Cloudera RecordService — The answer to Big Data Security?
One of the great things about the Hadoop ecosystem is that it has evolved the capability to apply a range of scalable computing patterns to a wide range of scalable data stores. Hadoop started by allowing users to write Java programs which would process data in arbitrary files in the Hadoop File System, using the MapReduce pattern. But now it also allows users to write Hive and Impala queries in SQL, or to write Spark programs in Python/Scala/R to perform Machine Learning analysis, etc. And it enables the user to apply those programs to data stored in ORCFile, Parquet format, HBASE, Cassandra, and many other formats and data stores.
This Hadoop ecosystem has developed rapidly. The 1.0 release of Hadoop was actually in December of 2011 (after a 6 year gestation in 0.X releases). But over that period, the platform has evolved primarily to allow small groups of people to process huge quantities of data. This is in contrast to the evolution of corporate databases which, throughout the 1990's and 2000's, extended computing to allow online access (direct and/or through corporate OLTP systems) to broad audiences with diverse needs and diverse rights of data access. So while the corporate databases have evolved sophisticated record-level (row-level) and attribute-level (column-level) access control mechanisms, these capabilities have been almost completely lacking in the Hadoop ecosystem. One counterexample is the Accumulo database — a wide column store which emphasized access control from the get-go. But access control which is applicable to the full ecosystem (all compute engines, all data stores) has so far been largely absent from the premier open source Big Data stack.

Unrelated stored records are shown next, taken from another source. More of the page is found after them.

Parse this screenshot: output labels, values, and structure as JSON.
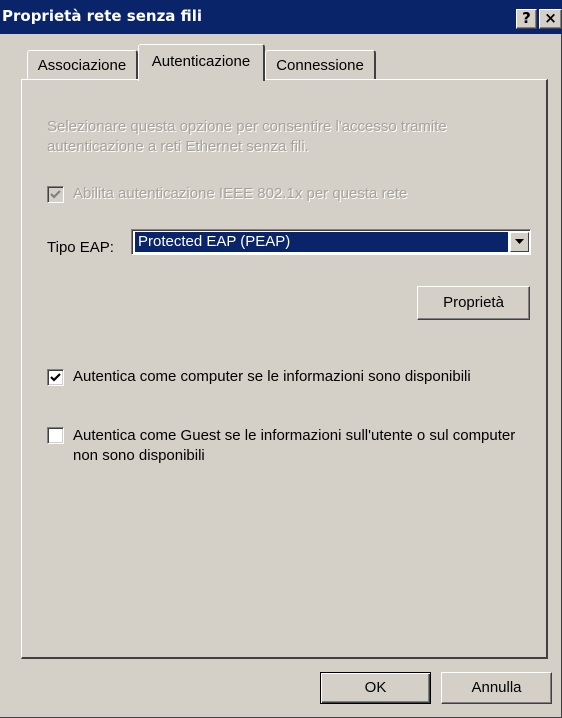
{
  "window": {
    "title": "Proprietà rete senza fili",
    "help_button": "?",
    "close_button": "×"
  },
  "tabs": [
    {
      "label": "Associazione",
      "selected": false
    },
    {
      "label": "Autenticazione",
      "selected": true
    },
    {
      "label": "Connessione",
      "selected": false
    }
  ],
  "auth": {
    "description": "Selezionare questa opzione per consentire l'accesso tramite autenticazione a reti Ethernet senza fili.",
    "ieee_checkbox": {
      "label": "Abilita autenticazione IEEE 802.1x per questa rete",
      "checked": true,
      "enabled": false
    },
    "eap_label": "Tipo EAP:",
    "eap_selected": "Protected EAP (PEAP)",
    "properties_button": "Proprietà",
    "computer_checkbox": {
      "label": "Autentica come computer se le informazioni sono disponibili",
      "checked": true
    },
    "guest_checkbox": {
      "label": "Autentica come Guest se le informazioni sull'utente o sul computer non sono disponibili",
      "checked": false
    }
  },
  "footer": {
    "ok_label": "OK",
    "cancel_label": "Annulla"
  },
  "colors": {
    "titlebar": "#0a246a",
    "face": "#d4d0c8",
    "selection": "#0a246a"
  }
}
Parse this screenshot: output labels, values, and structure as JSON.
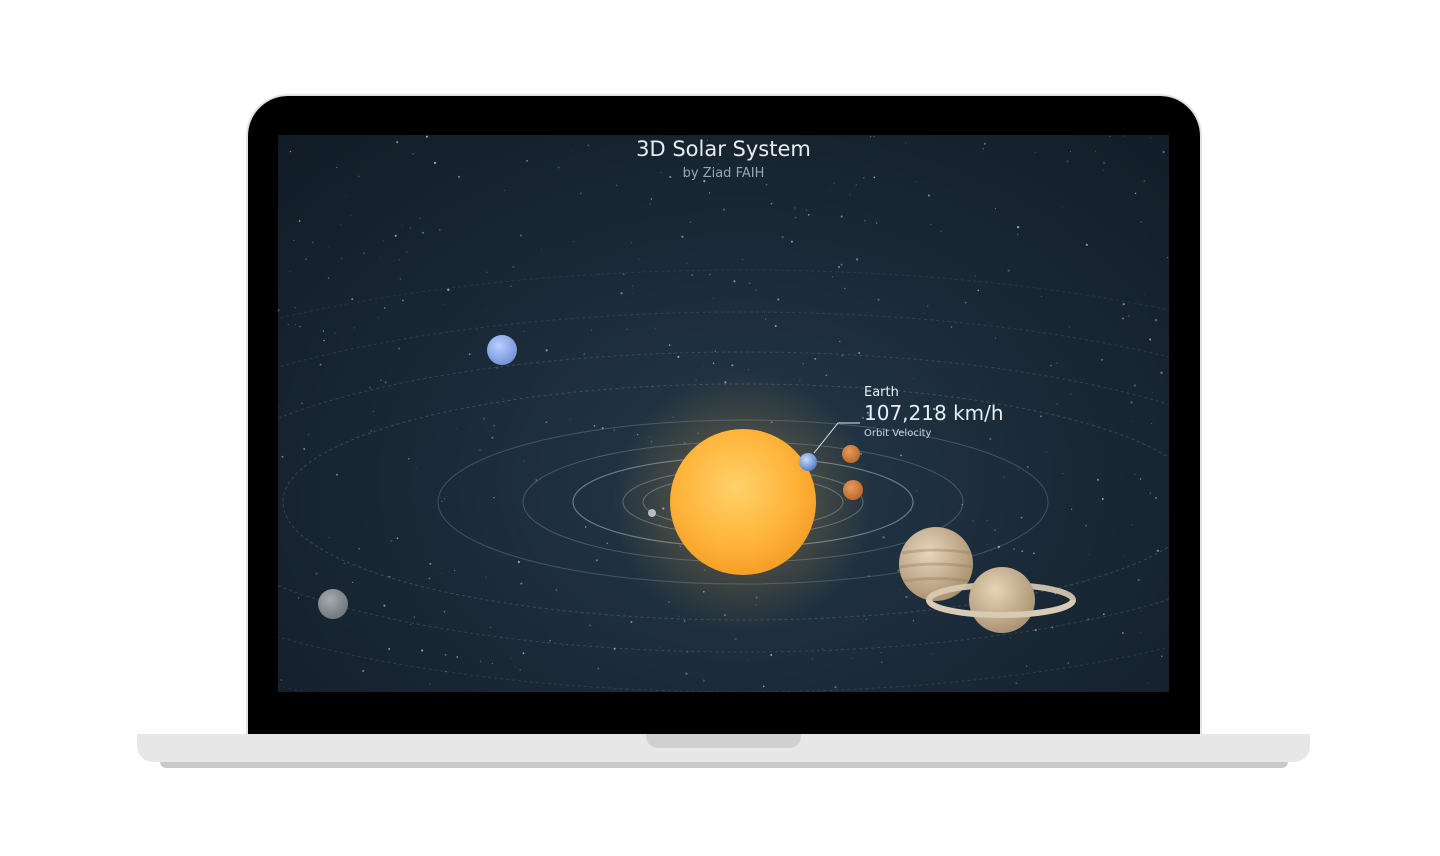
{
  "app": {
    "title": "3D Solar System",
    "subtitle": "by Ziad FAIH"
  },
  "hud": {
    "planet": "Earth",
    "velocity": "107,218 km/h",
    "label": "Orbit Velocity"
  },
  "colors": {
    "space_bg": "#1b2a38",
    "sun": "#ffb43a",
    "orbit_line": "#8a9aa6"
  },
  "icons": {
    "sun": "sun-icon",
    "earth": "earth-icon",
    "saturn_ring": "saturn-ring-icon"
  }
}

Which brings us to now. Cloudera recently released a beta of RecordService— an access control enforcement layer for Hadoop — as an Apache incubator project. When combined with Apache Sentry for policy management, and linked into a corporate identity management system via LDAP, RecordService provides a uniform layer, intermediating between the compute engine and the data source to enforce record-level and attribute-level permissions in Hadoop. I have not had a chance to try it out yet — so I can not endorse the implementation. But I do applaud the effort, and hope it lives up to the potential.
Beyond RecordService, though, I think we have a ways to go to achieve what I believe to be truly satisfactory Big Data security. Heck — even corporate databases are still woefully inadequate in providing protection to important records. If Big Data stacks are to become trusted not just as a place for some specialized analytics teams to mine data dumps, but rather as a centralized data store around which to build corporate systems, it will take more than just strong access control mechanisms. It is my view that pervasive encryption of data at rest (not just in transit), integrated with the access control system so that the two reinforce each other, will be a big step in the right direction. I’m interested to see the next developments in this critical area of Big Data technology.